Thermal Testing and Analysis
Thermal Testing involves testing a product at the extremes of its intended use thermal environment for temperature and airflow and measuring case temperatures on individual components to determine the effect on product performance and long-term reliability. Thermal Analysis involves analyzing specific areas of a product that do not meet their thermal specifications and coming up methods for mitigating this.
Not only must an entire product be able to operate in its intended thermal environment, but each component within the product must conform to its specifications as well. Components that are used outside of their specifications have drastically reduced reliability and often times will cause the entire product to go out of specification immediately or over time.
To assure that each component within a product meets its thermal specifications and to help correct those components that do not.
VALUE TO YOUR ORGANIZATION
Assuring that all of the components within a product meet their thermal specifications will greatly increase the reliability of the product in the field. And for any thermal issues that exist, the earlier we find them, the less expensive the fix will be.
For any components that are running too hot, or cause the system to be out of specification in any parameter, we must analyze the cause of this and help devise a solution.
An example of Reliability Integration during Thermal Testing is as follows:
Thermal Testing Integrates Well with Reliability Predictions
In a Reliability Prediction, we usually make assumptions about average thermal rise within a unit. Thermal Testing will measure actual component temperatures. We can then feed this actual data back into our prediction model to get a more accurate Reliability Prediction.
We can either use Thermocouples or an Infrared Camera to measure the temperature of each component. If thermal data is required on a small percentage of the components, then thermocouples are a quick way of measuring temperature. If thermal data is required on most or all of the components, then an Infrared Camera is best.
We start with the thermal specifications for each component and then compare to the measured values. For any component that is near its thermal specification, we input this data into the reliability prediction and report the net effects. For any component that is outside its thermal specification, we flag the component and recommend a solution. It is important that the product is functionally tested during the Thermal Testing to assure the components are being exercised as they normally would be in the field.
The following case studies and options provide example approaches. We shall tailor our approach to meet your specific situation.
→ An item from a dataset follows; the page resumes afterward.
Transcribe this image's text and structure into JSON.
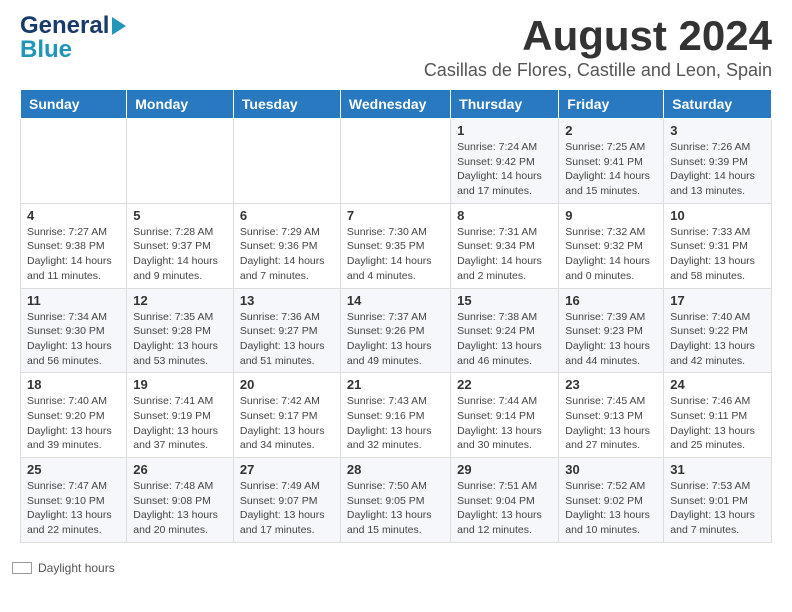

Customer-Provided Thermal Data
A Computer manufacturer had us run a Reliability Prediction. Later in the design cycle, they measured actual temperatures and gave us this information to plug into the Prediction model.
Thermal Testing using Thermocouples
A Networking company outsourced the Prediction and Thermal Testing to us. Early in the design, we performed a Prediction, assuming a 15 Deg C rise from ambient to case. Then, we used the Prediction to identify the top 10 components most sensitive to temperature. When the first prototypes were built, we applied thermocouples to these components and measured the temperature of each. We then fed this information back into the Prediction Model.
Thermal Testing using an Infrared Camera
A Defense contractor outsourced the Prediction and Thermal Testing to us and they needed Thermal Testing data on every component of the design. Early in the design, we performed a Prediction, assuming a 15 Deg C rise from ambient to case. When the first prototypes were built, we used an Infrared (IR) Camera and measured the temperature of every component. We then fed this information back into the Prediction Model.